Выбрать главу

– Поразительно, – с искренним интересом произнёс Жигамонт. – Вам, действительно, нужно непременно записать всё это. Вы знали стольких выдающихся людей…

– Да, было время, – вздохнул Алексей Львович. – Машенька, к слову, очень любит Пушкина и Жуковского. Отчего-то прозу она жалует меньше. Достоевский слишком тяжёл для её светлой и юной головки. А поэзию она обожает, целые поэмы наизусть может читать. Может, и вас уважит, прочтёт, если вы попросите.

– Я буду счастлив, но только если сама Мария Алексеевна этого пожелает.

Маша подняла глаза и чуть-чуть улыбнулась:

– Спасибо, господин Жигамонт. Я непременно что-нибудь прочту для вас.

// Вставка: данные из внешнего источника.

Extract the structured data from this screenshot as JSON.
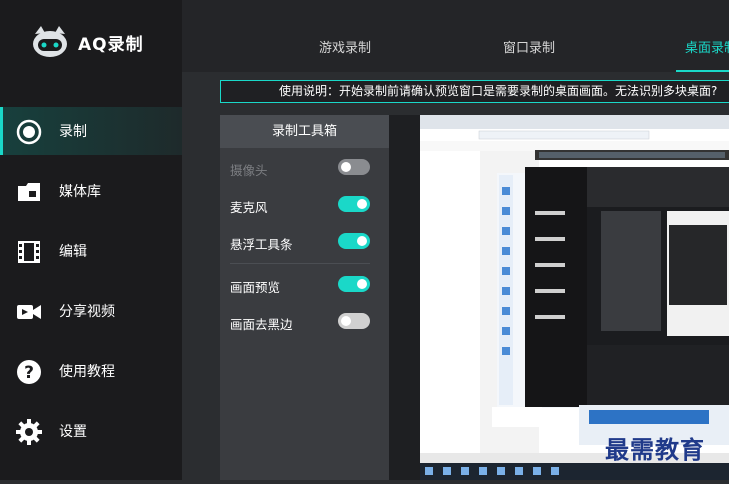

– Умница, – похвалил старик внучку. – Знаете ли, доктор, иногда мне кажется, словно моя жизнь мне приснилась. Самому не верится, что я мог видеть столько всего. На моей памяти весь уходящий век. Все мои сверстники уже почили… У князя Вяземского есть чудные стихи:

Смерть жатву жизни косит, косит

И каждый день, и каждый час

Добычи новой жадно просит

И грозно разрывает нас.

Как много уж имён прекрасных

Она отторгла у живых,

И сколько лир висит безгласных

На кипарисах молодых.

Как много сверстников не стало,

Как много младших уж сошло,

Которых утро рассветало,

Когда нас знойным полднем жгло…

А мы остались, уцелели

Из этой сечи роковой,

Но смертью ближних оскудели

И уж не рвёмся в жизнь, как в бой.

Печально век свой доживая,

Мы запоздавшей смены ждём,

С днём каждым сами умирая,

Пока не вовсе мы умрём.

Сыны другого поколенья,

Мы в новом – прошлогодний цвет:

Живых нам чужды впечатленья,

А нашим – в них сочувствий нет.

Они, что любим, разлюбили,

Страстям их – нас не волновать!

Их не было там, где мы были,

Где будут – нам уж не бывать!

Наш мир – им храм опустошенный,

Им баснословье – наша быль,

И то, что пепел нам священный,

Для них одна немая пыль.

Так, мы развалинам подобны,

И на распутии живых

Стоим, как памятник надгробный

Среди обителей людских.

Вот, так и я теперь… Бог знает, может, это всем старикам кажется, что их время было лучше. А так ли на самом деле? Может быть, оно кажется нам прекрасным просто потому, что тогда мы были молоды, бодры, и впереди у нас была целая жизнь. Но всё-таки николаевская эпоха, при всех своих недостатках, была блистательна. Я помню, как пустили первый поезд в Царское. Теперь поезда стали обыденным делом, ими никого не удивишь. А тогда это было подлинное чудо! На поезде катали желающих… Для удовольствия. И билет стоил аккурат семьдесят пять копеек. Большие деньги, между прочим! Я тогда только что женился и решил сделать моей супруге подарок: прогулка до Царского на поезде. Несмотря на то, что жалование моё было невелико, и я всё время нуждался в деньгах, я купил два билета, мы сели и поехали. Какой восторг был написан на её милом лице! Мон дьё!9 Какая это была дивная прогулка! Под конец моя милая жена поцеловала меня и сказала: «Милый Алексис, эта прогулка навсегда будет одним из лучших воспоминаний моей жизни!» Я чувствовал то же. А первая наша фотография! Тогда она впервые появилась в столице. Напротив Казанского собора. Заказчиков вначале было очень мало. И немудрено! Шутка ли сказать: двадцать пять рублей за карточку. И, вот, в очередную годовщину нашей свадьбы я повёл мою Елену Михайловну фотографироваться. Она вышла на той карточке чудно хорошенькой! Вы можете взглянуть: эта фотография стоит на полке, в рамочке.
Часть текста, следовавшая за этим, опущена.